Within four weeks of identifying the unextinct bird, Sparling had shuttered his stable, where he'd been running a horseback-riding business, and turned his attention to ivorybill stalking full-time. But the first long spate of concerted searching didn't exactly yield jaw-dropping results. Twenty-three thousand hours in the swamp turned up a mere six solid sightings, a few recordings of birdcalls and trees being bludgeoned, and a video: four blurry seconds of piebald wings flapping through the gloom, the hardest evidence going of the bird's revival. "Evidence means a photograph or, in this case, a crappy video with extensive analysis," says the video's author, David Luneau, a birder and technology professor at the University of Arkansas at Little Rock. To certify that the footage shows an ivory-billed and not a pileated woodpecker, its closest look-alike, a battery of experts at Cornell subjected the footage to pixel-by-pixel scrutiny, concluding that, based on the bird's inordinate size and the broad trailing band of white on its wings—a pileated bears a lean white swoosh in the center of its otherwise black wings—Luneau's camera had indeed captured the genuine article.
Two dozen autonomous audio recorders, strapped to trees throughout the woods, logged a little over two years' worth of tape. Back at the Cornell Lab, in Ithaca, New York, a group of luckless people used pattern-recognition software to audition the recordings eight hours a day, ears pricked for the ivorybill's nasal, warbling tin-trumpet call ("kent, kent, kent") and the distinctive report of the bird tearing a tree trunk a new one. The mind-numbing work ultimately paid off, though. In July 2005, when a trio of rival scientists threatened to mount a challenge to the findings, the audio captures convinced the skeptics. Two months later, the Arkansas Audubon Society's Bird Records Committee amended the ivorybill's official status from "extirpated" to "present."

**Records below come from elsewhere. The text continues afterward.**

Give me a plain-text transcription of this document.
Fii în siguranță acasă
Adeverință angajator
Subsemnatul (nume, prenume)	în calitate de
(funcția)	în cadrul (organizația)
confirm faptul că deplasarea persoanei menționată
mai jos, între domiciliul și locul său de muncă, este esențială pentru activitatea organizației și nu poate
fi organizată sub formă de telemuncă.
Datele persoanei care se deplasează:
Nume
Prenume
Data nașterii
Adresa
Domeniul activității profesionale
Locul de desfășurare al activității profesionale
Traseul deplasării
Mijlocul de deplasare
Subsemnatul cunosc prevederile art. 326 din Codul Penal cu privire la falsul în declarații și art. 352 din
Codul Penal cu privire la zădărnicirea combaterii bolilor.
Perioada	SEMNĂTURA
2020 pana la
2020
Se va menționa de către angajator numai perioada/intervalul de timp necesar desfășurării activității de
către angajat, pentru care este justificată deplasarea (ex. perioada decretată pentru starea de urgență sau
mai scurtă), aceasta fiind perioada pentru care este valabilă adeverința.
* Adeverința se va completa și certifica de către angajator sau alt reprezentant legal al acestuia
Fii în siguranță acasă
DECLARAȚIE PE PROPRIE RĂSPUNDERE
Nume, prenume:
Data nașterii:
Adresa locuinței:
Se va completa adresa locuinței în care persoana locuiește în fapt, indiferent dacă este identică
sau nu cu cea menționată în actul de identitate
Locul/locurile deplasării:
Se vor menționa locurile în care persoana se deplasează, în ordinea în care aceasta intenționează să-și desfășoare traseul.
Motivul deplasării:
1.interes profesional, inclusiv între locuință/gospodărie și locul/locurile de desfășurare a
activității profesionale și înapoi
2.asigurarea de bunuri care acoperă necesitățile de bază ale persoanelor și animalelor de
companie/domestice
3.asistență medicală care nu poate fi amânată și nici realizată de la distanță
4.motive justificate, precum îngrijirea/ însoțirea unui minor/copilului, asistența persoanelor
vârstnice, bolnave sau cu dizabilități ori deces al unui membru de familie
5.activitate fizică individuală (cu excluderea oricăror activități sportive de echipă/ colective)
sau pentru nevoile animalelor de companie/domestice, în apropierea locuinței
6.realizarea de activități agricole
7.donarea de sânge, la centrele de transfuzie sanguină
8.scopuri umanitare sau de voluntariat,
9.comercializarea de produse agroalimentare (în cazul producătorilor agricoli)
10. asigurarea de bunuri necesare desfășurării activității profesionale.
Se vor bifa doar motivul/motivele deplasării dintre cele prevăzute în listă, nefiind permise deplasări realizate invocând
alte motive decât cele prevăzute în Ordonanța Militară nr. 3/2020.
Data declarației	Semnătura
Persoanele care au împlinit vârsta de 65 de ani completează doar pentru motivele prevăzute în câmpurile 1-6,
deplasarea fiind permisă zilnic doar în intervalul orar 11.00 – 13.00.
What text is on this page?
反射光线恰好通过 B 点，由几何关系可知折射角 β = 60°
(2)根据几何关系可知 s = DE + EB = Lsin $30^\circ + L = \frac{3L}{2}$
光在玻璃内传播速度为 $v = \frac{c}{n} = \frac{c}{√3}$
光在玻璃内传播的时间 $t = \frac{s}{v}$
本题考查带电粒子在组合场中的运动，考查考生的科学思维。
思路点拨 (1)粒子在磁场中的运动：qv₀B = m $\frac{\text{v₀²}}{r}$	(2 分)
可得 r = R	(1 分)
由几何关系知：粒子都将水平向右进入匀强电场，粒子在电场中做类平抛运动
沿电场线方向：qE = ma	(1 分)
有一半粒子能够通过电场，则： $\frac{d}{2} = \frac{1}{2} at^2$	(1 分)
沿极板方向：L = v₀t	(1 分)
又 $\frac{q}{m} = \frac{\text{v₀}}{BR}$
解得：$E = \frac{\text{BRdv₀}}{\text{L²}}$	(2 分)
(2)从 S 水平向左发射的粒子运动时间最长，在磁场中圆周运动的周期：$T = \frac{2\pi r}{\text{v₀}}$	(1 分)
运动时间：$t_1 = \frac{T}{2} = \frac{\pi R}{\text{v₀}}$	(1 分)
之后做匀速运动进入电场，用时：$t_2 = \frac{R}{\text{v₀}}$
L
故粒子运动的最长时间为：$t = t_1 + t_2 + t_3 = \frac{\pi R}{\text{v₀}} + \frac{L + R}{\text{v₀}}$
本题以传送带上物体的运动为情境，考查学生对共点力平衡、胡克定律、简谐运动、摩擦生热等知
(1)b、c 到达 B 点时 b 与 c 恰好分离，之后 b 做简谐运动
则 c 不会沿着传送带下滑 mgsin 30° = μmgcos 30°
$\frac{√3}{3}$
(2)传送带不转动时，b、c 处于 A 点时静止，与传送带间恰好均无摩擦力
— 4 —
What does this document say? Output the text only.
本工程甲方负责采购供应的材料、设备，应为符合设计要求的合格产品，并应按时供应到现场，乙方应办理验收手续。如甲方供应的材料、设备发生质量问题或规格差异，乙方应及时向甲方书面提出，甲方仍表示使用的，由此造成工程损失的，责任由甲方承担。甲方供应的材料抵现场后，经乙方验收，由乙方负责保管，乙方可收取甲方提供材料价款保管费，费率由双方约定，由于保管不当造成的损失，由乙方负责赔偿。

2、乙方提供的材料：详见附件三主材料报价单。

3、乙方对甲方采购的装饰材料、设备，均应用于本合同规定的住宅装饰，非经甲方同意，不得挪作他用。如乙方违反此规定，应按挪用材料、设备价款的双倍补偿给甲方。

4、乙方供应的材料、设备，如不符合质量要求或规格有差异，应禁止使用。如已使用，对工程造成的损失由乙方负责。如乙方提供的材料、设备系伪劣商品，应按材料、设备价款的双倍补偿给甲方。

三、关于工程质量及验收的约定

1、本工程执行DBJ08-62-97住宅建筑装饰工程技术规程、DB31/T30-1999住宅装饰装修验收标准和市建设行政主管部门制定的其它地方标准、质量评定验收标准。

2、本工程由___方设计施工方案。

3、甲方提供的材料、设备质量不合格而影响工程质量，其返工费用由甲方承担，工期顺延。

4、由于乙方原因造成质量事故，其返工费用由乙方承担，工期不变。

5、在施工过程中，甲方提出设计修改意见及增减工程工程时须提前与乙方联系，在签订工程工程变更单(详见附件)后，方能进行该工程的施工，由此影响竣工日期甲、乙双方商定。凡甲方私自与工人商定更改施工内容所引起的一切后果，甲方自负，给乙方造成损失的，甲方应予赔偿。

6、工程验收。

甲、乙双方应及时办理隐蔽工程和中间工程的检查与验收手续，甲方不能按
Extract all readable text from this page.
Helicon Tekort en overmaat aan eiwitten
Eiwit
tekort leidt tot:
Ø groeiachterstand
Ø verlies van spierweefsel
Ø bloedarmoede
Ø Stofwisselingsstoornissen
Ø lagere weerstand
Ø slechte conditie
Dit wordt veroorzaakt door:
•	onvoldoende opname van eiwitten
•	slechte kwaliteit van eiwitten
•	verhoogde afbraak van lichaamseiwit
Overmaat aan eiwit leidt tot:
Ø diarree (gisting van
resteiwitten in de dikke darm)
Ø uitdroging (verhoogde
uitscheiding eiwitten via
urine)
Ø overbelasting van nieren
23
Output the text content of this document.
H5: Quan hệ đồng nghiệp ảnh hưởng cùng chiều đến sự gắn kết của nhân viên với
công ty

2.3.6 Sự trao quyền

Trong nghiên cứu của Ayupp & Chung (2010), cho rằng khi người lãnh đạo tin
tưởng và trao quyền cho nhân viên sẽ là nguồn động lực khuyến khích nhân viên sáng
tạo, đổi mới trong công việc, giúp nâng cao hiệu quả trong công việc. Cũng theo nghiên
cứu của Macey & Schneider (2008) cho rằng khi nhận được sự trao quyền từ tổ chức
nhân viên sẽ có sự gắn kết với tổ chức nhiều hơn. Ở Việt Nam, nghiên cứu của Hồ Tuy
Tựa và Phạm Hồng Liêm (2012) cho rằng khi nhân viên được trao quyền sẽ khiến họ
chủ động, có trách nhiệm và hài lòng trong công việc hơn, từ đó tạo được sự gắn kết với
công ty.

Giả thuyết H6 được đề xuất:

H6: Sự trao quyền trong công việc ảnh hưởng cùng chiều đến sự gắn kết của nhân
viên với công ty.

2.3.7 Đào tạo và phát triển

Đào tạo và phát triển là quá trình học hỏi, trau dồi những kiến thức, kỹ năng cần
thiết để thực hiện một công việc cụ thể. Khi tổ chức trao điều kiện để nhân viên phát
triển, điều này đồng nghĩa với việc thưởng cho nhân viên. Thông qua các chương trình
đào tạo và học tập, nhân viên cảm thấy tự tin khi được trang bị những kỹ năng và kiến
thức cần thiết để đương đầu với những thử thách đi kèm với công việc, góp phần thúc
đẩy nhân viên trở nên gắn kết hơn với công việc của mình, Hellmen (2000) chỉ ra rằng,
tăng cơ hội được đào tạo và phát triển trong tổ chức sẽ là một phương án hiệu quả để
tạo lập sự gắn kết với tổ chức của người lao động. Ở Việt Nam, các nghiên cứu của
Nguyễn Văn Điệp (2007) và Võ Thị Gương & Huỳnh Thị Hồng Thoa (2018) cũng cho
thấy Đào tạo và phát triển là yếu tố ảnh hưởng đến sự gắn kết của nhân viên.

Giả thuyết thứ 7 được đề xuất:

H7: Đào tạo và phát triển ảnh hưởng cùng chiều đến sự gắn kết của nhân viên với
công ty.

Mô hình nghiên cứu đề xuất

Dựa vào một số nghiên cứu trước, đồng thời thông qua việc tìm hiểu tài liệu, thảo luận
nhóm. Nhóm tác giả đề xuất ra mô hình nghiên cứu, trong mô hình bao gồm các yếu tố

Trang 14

But two years after the rediscovery, the searching has yet to turn up signs of a breeding population or video evidence that doesn't require a team of Ph.D.'s to decipher. In the continuing quest to locate a remnant population of a bird that once flourished in the ancient forests that spanned the southern lowlands from North Carolina down to Florida and across to Texas, Ivorybill Search Team Two took to the Big Woods this winter. But it's an errand less reminiscent of the freewheeling adventures of John James Audubon than the nihilism of Samuel Beckett.
"Waiting for the Ivorybill," says Tim Gallagher, editor of Cornell's Living Bird magazine and author of 2005's woodpecker-quest narrative The Grail Bird. "It gets old pretty quick."